One of our favourite annual treats is to enjoy a weekend in Chichester with friends and family, seeing a couple of shows, having a lovely lunch in the Minerva Brasserie, followed by late night sharing boards in the Minerva Grill, and a scrummy Sunday breakfast at the Spires Café. Well, we did all of those things last weekend. It was great.
You want more detail? I guess I should be more specific about the plays we saw. For the matinee, we had tickets to see Terence Rattigan’s The Deep Blue Sea. Perhaps surprisingly, this is the second Chichester production of this play in eight years; we saw Philip Franks’ production in 2011, and it was thoroughly engrossing; a simple tale, told simply. But I have a memory that it was swamped by the largesse of the Festival Theatre; would a more intimate production in the Minerva be more successful? (Answer: Yes.)
The play was first produced in 1952, at a time when Britain was still attempting to shake off the drabness of Second World War rationing, drabness and general gloom. Men had come back from the war with what we would now know as PTSD, many struggling to find a way to fit back into life and with many women accordingly finding it difficult to cope with their menfolk. Clearly, unless you were a) well-off and b) remarkably well adjusted, it was a tense time for all. Whether it was in a sudden blaze of passion or a slowly-burning sense of growing desire we’re never really sure, but what we do know is that Hester Collyer had thrown away her life as a judge’s wife, with all its comfort, status and solidity, and run off with a ne’er-do-well alcoholic, Freddie Page, who’d been a pilot in the war.

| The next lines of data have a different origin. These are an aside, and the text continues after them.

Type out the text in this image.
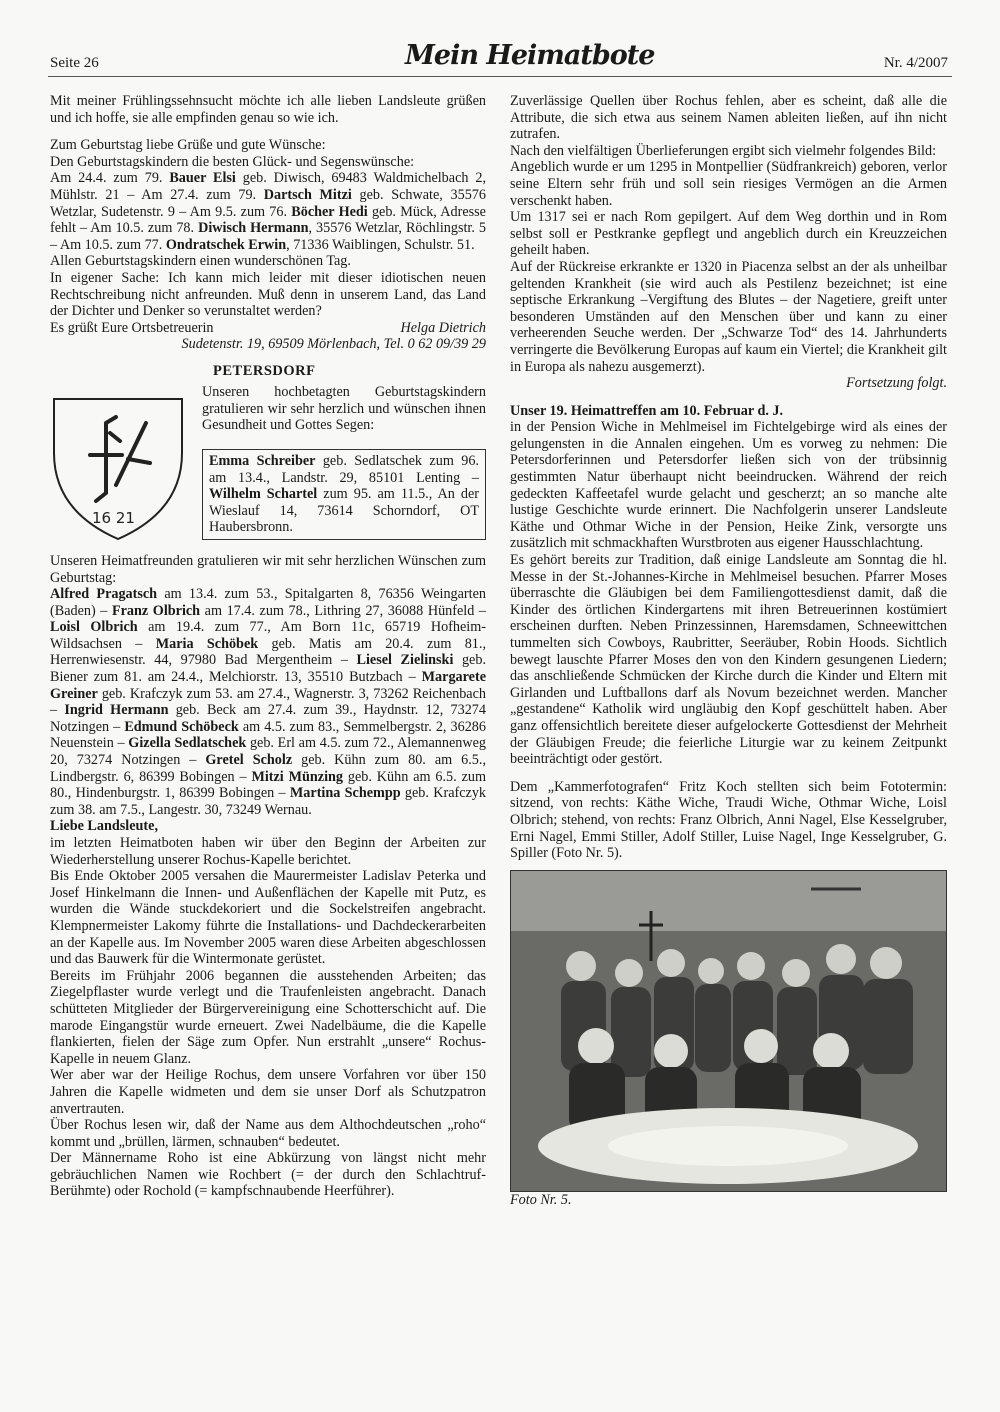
Seite 26	Mein Heimatbote	Nr. 4/2007

Mit meiner Frühlingssehnsucht möchte ich alle lieben Landsleute grüßen und ich hoffe, sie alle empfinden genau so wie ich.

Zum Geburtstag liebe Grüße und gute Wünsche:

Den Geburtstagskindern die besten Glück- und Segenswünsche:

Am 24.4. zum 79. Bauer Elsi geb. Diwisch, 69483 Waldmichelbach 2, Mühlstr. 21 – Am 27.4. zum 79. Dartsch Mitzi geb. Schwate, 35576 Wetzlar, Sudetenstr. 9 – Am 9.5. zum 76. Böcher Hedi geb. Mück, Adresse fehlt – Am 10.5. zum 78. Diwisch Hermann, 35576 Wetzlar, Röchlingstr. 5 – Am 10.5. zum 77. Ondratschek Erwin, 71336 Waiblingen, Schulstr. 51.

Allen Geburtstagskindern einen wunderschönen Tag.

In eigener Sache: Ich kann mich leider mit dieser idiotischen neuen Rechtschreibung nicht anfreunden. Muß denn in unserem Land, das Land der Dichter und Denker so verunstaltet werden?

Es grüßt Eure Ortsbetreuerin	Helga Dietrich

Sudetenstr. 19, 69509 Mörlenbach, Tel. 0 62 09/39 29

PETERSDORF
16 21

Unseren hochbetagten Geburtstagskindern gratulieren wir sehr herzlich und wünschen ihnen Gesundheit und Gottes Segen:

Emma Schreiber geb. Sedlatschek zum 96. am 13.4., Landstr. 29, 85101 Lenting – Wilhelm Schartel zum 95. am 11.5., An der Wieslauf 14, 73614 Schorndorf, OT Haubersbronn.

Unseren Heimatfreunden gratulieren wir mit sehr herzlichen Wünschen zum Geburtstag:

Alfred Pragatsch am 13.4. zum 53., Spitalgarten 8, 76356 Weingarten (Baden) – Franz Olbrich am 17.4. zum 78., Lithring 27, 36088 Hünfeld – Loisl Olbrich am 19.4. zum 77., Am Born 11c, 65719 Hofheim-Wildsachsen – Maria Schöbek geb. Matis am 20.4. zum 81., Herrenwiesenstr. 44, 97980 Bad Mergentheim – Liesel Zielinski geb. Biener zum 81. am 24.4., Melchiorstr. 13, 35510 Butzbach – Margarete Greiner geb. Krafczyk zum 53. am 27.4., Wagnerstr. 3, 73262 Reichenbach – Ingrid Hermann geb. Beck am 27.4. zum 39., Haydnstr. 12, 73274 Notzingen – Edmund Schöbeck am 4.5. zum 83., Semmelbergstr. 2, 36286 Neuenstein – Gizella Sedlatschek geb. Erl am 4.5. zum 72., Alemannenweg 20, 73274 Notzingen – Gretel Scholz geb. Kühn zum 80. am 6.5., Lindbergstr. 6, 86399 Bobingen – Mitzi Münzing geb. Kühn am 6.5. zum 80., Hindenburgstr. 1, 86399 Bobingen – Martina Schempp geb. Krafczyk zum 38. am 7.5., Langestr. 30, 73249 Wernau.

Liebe Landsleute,

im letzten Heimatboten haben wir über den Beginn der Arbeiten zur Wiederherstellung unserer Rochus-Kapelle berichtet.

Bis Ende Oktober 2005 versahen die Maurermeister Ladislav Peterka und Josef Hinkelmann die Innen- und Außenflächen der Kapelle mit Putz, es wurden die Wände stuckdekoriert und die Sockelstreifen angebracht. Klempnermeister Lakomy führte die Installations- und Dachdeckerarbeiten an der Kapelle aus. Im November 2005 waren diese Arbeiten abgeschlossen und das Bauwerk für die Wintermonate gerüstet.

Bereits im Frühjahr 2006 begannen die ausstehenden Arbeiten; das Ziegelpflaster wurde verlegt und die Traufenleisten angebracht. Danach schütteten Mitglieder der Bürgervereinigung eine Schotterschicht auf. Die marode Eingangstür wurde erneuert. Zwei Nadelbäume, die die Kapelle flankierten, fielen der Säge zum Opfer. Nun erstrahlt „unsere“ Rochus-Kapelle in neuem Glanz.

Wer aber war der Heilige Rochus, dem unsere Vorfahren vor über 150 Jahren die Kapelle widmeten und dem sie unser Dorf als Schutzpatron anvertrauten.

Über Rochus lesen wir, daß der Name aus dem Althochdeutschen „roho“ kommt und „brüllen, lärmen, schnauben“ bedeutet.

Der Männername Roho ist eine Abkürzung von längst nicht mehr gebräuchlichen Namen wie Rochbert (= der durch den Schlachtruf-Berühmte) oder Rochold (= kampfschnaubende Heerführer).

Zuverlässige Quellen über Rochus fehlen, aber es scheint, daß alle die Attribute, die sich etwa aus seinem Namen ableiten ließen, auf ihn nicht zutrafen.

Nach den vielfältigen Überlieferungen ergibt sich vielmehr folgendes Bild:

Angeblich wurde er um 1295 in Montpellier (Südfrankreich) geboren, verlor seine Eltern sehr früh und soll sein riesiges Vermögen an die Armen verschenkt haben.

Um 1317 sei er nach Rom gepilgert. Auf dem Weg dorthin und in Rom selbst soll er Pestkranke gepflegt und angeblich durch ein Kreuzzeichen geheilt haben.

Auf der Rückreise erkrankte er 1320 in Piacenza selbst an der als unheilbar geltenden Krankheit (sie wird auch als Pestilenz bezeichnet; ist eine septische Erkrankung –Vergiftung des Blutes – der Nagetiere, greift unter besonderen Umständen auf den Menschen über und kann zu einer verheerenden Seuche werden. Der „Schwarze Tod“ des 14. Jahrhunderts verringerte die Bevölkerung Europas auf kaum ein Viertel; die Krankheit gilt in Europa als nahezu ausgemerzt).

Fortsetzung folgt.

Unser 19. Heimattreffen am 10. Februar d. J.

in der Pension Wiche in Mehlmeisel im Fichtelgebirge wird als eines der gelungensten in die Annalen eingehen. Um es vorweg zu nehmen: Die Petersdorferinnen und Petersdorfer ließen sich von der trübsinnig gestimmten Natur überhaupt nicht beeindrucken. Während der reich gedeckten Kaffeetafel wurde gelacht und gescherzt; an so manche alte lustige Geschichte wurde erinnert. Die Nachfolgerin unserer Landsleute Käthe und Othmar Wiche in der Pension, Heike Zink, versorgte uns zusätzlich mit schmackhaften Wurstbroten aus eigener Hausschlachtung.

Es gehört bereits zur Tradition, daß einige Landsleute am Sonntag die hl. Messe in der St.-Johannes-Kirche in Mehlmeisel besuchen. Pfarrer Moses überraschte die Gläubigen bei dem Familiengottesdienst damit, daß die Kinder des örtlichen Kindergartens mit ihren Betreuerinnen kostümiert erscheinen durften. Neben Prinzessinnen, Haremsdamen, Schneewittchen tummelten sich Cowboys, Raubritter, Seeräuber, Robin Hoods. Sichtlich bewegt lauschte Pfarrer Moses den von den Kindern gesungenen Liedern; das anschließende Schmücken der Kirche durch die Kinder und Eltern mit Girlanden und Luftballons darf als Novum bezeichnet werden. Mancher „gestandene“ Katholik wird ungläubig den Kopf geschüttelt haben. Aber ganz offensichtlich bereitete dieser aufgelockerte Gottesdienst der Mehrheit der Gläubigen Freude; die feierliche Liturgie war zu keinem Zeitpunkt beeinträchtigt oder gestört.

Dem „Kammerfotografen“ Fritz Koch stellten sich beim Fototermin: sitzend, von rechts: Käthe Wiche, Traudi Wiche, Othmar Wiche, Loisl Olbrich; stehend, von rechts: Franz Olbrich, Anni Nagel, Else Kesselgruber, Erni Nagel, Emmi Stiller, Adolf Stiller, Luise Nagel, Inge Kesselgruber, G. Spiller (Foto Nr. 5).

Foto Nr. 5.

But when the fun, danger and ardour of their affair starts to wane, there’s not much left for Hester to enjoy in life, and the play, famously, starts with her being rescued from a suicide attempt (by gassing herself in front of the fire) by her landlady and neighbours. If she’d had put a shilling in the meter, she’d be dead. The rest of the play examines Hester’s life over the course of one day; from a semi-reconciliation with her husband, desperate niggling arguments with her boyfriend, and reaching an understanding with another of the residents, Mr Miller (not Doctor, please), in whom she sees a fellow recipient of life’s great booby-prize. When it’s time to turn the lights out at the end of the day, will she resist the temptation to make good her suicide attempt of the previous night? If you don’t know the answer to that, I’m not going to tell you!
This is one of those plays that it’s impossible to update; in fact, the stronger you can build up that distinct post-war, 1950s poverty-filled London gloom, the better. Peter McKintosh’s set successfully conjures up a claustrophobic prison of a flat at the top of the stairs in a big multiple-occupancy house, where the landlady Mrs Elton (a nicely judged performance by Denise Black) spends morning, noon and night in pinny and housecoat, perpetually attending to the needs of her tenants, hearing their secrets and then blabbing about them to the neighbours. The all-important gas fire sits starkly against one side of the stage, an ugly, functional installation with no pretence to homely cosiness, quietly reminding us all of its power to end a life.
This new production stars Nancy Carroll as Hester Collyer, in an excellent performance that makes you feel that, if only the stars had aligned slightly differently, this Hester would have had a life of glamour and refinement. With an air of calm, resigned resilience, it’s a remarkably spirited portrayal of a suicidal character – she seems to get over it all rather quickly, and rises to the challenges of the day with surprising strength. By contrast, Hadley Fraser’s Freddie Page cuts a much more pathetic figure; a spoilt brat of a wastrel who’s relied on his looks to get him through but when times get tough has no inner resources to back it up. It’s another excellent performance, bringing out all the character’s immaturity and irresponsibility, as he organises long drinking sessions with his mates and refuses to take the blame for his contribution to Hester’s unhappiness. When the first Act finished I wanted to shout down to the stage, Leave him, Hester, he’s not worth it, hun, but I’m not sure if she would have taken my advice.
Reliable Chichester stalwart Matthew Cottle gives a strong, unsentimental performance as Miller, the once-doctor who still helps with medical advice in the household despite no longer being allowed to practise; although in seedy 1952 North West London, a resident medic would always be in demand. There’s also a toe-curlingly enjoyable scene between Hester and Ralph Davis’ Philp Welch, one of those agonisingly patronising moments when a younger man tries to explain to an older person where they’ve gone wrong in life and what they can do to turn things around. Keeping a lid on her frustration and annoyance, you sense it’s all Hester can do not to stuff the gas tube up his nose and shove a shilling in for good measure.
This production received generally excellent reviews and I can see why. Although the pace of the play is quite slow, the attention to detail is impressive, and the commitment and dignity of the performances is a delight, even if the horrors of what they’re going through isn’t. Its final performance was last Saturday night and I don’t know if it’s going to have a life hereafter…but it was a very enjoyable and thought-provoking production.